Arriving motorists now are being directed to line up in front of the ferry slips, which were rebuilt during earlier years of the $110 million project. The former vehicle staging area, as well as the smaller lot across Cowdry Road by the freight shed, are active construction zones.
“This worksite was our biggest concern, and it’s worked out well so far,” SSA project manager Bill Cloutier told the boat line board of governors this week. “We’re hoping to be done by the middle of February, but we’re running into weather here.”
So far this month, paving contractor Lawrence-Lynch Corp. has removed the asphalt from the parking areas and pulled out old sewer pump-out tanks and pipes that lay beneath to make way for a new stormwater system now being installed.
The site itself is being raised about five feet to provide state-mandated flood protection for a permanent ticket office the SSA will build in years to come.

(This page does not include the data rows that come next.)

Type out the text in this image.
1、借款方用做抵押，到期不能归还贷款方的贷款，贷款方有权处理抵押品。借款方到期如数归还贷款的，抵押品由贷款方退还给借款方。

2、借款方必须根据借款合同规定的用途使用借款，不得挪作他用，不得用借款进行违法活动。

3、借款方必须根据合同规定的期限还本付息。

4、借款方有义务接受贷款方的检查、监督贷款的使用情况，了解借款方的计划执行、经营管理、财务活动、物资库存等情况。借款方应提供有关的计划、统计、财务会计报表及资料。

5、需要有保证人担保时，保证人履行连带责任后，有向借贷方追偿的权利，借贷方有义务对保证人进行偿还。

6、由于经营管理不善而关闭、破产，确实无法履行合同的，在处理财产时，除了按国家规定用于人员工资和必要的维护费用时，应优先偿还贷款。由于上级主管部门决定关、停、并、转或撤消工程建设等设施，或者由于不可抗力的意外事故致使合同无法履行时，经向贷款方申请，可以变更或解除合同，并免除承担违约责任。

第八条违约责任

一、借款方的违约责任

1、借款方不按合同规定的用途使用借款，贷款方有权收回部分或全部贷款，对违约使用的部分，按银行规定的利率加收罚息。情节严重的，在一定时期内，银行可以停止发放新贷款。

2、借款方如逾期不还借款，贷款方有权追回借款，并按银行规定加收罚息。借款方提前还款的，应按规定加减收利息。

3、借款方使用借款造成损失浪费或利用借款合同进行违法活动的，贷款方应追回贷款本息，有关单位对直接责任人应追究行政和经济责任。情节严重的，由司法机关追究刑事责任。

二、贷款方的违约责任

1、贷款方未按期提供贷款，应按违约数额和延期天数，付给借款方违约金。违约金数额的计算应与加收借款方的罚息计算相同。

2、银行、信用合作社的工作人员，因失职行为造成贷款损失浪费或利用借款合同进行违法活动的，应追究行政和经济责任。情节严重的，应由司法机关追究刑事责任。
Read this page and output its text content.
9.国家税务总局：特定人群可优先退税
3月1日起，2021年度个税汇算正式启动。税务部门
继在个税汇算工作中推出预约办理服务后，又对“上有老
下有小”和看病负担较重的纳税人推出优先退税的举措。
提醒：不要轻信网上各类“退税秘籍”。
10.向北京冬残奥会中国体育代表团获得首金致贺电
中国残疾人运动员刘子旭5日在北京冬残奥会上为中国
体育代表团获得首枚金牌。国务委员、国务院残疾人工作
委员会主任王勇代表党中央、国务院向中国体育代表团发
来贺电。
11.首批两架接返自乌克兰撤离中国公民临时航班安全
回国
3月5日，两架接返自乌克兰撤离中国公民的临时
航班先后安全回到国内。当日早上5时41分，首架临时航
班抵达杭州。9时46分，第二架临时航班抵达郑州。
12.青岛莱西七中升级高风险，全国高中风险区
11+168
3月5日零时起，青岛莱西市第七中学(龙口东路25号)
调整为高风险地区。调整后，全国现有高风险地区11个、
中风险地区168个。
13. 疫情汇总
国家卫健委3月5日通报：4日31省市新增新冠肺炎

The current ticket building, which opened in 2017 as the SSA prepared to demolish its old terminal building on the waterside, is not eligible for a per
manent building permit, officials have said.
To minimize the disruption to customers while the terminal elevation is being raised, the construction site will shift places six times, Mr. Cloutier said in a report on the SSA website.
Although the landside work hasn’t encountered the kind of obstacles that led to cost increases during slip construction, it has unearthed old wiring and other 20th-century artifacts, Mr. Cloutier told the board of governors Wednesday.
“Last week, we ran into a circular foundation we think was the old railroad turntable, so we had to get [an air hammer] in to get the piping through,” he said. “It’s an industrial site and there are a lot of relics.”
Among other business Wednesday, the SSA board chose the name M/V Barnstable for the latest addition to its fleet, a decommissioned offshore service vessel (OSV) from Hornbeck Offshore Services in Louisiana. Formerly known as M/V HOS North Star, the Barnstable will join sister ships M/V Aquinnah and M/V Monomoy, which the SSA purchased from Hornbeck last year.
All three Hornbeck vessels — and potentially a fourth, on which the boat line has an option expiring in March — will need to be reconfigured for service as SSA freight boats at an estimated cost of about $8 million each.
A request for proposals from shipyards to do the conversion work has been pushed to next month after a number of questions arose from potential bidders, boat line general manager Robert Davis told the board Wednesday. Mr. Davis also said he is close to hiring a chief operating officer, which was a key recommendation from a comprehensive outside review of boat line operations in 2018.
“We anticipate making an announcement shortly,” Mr. Davis said.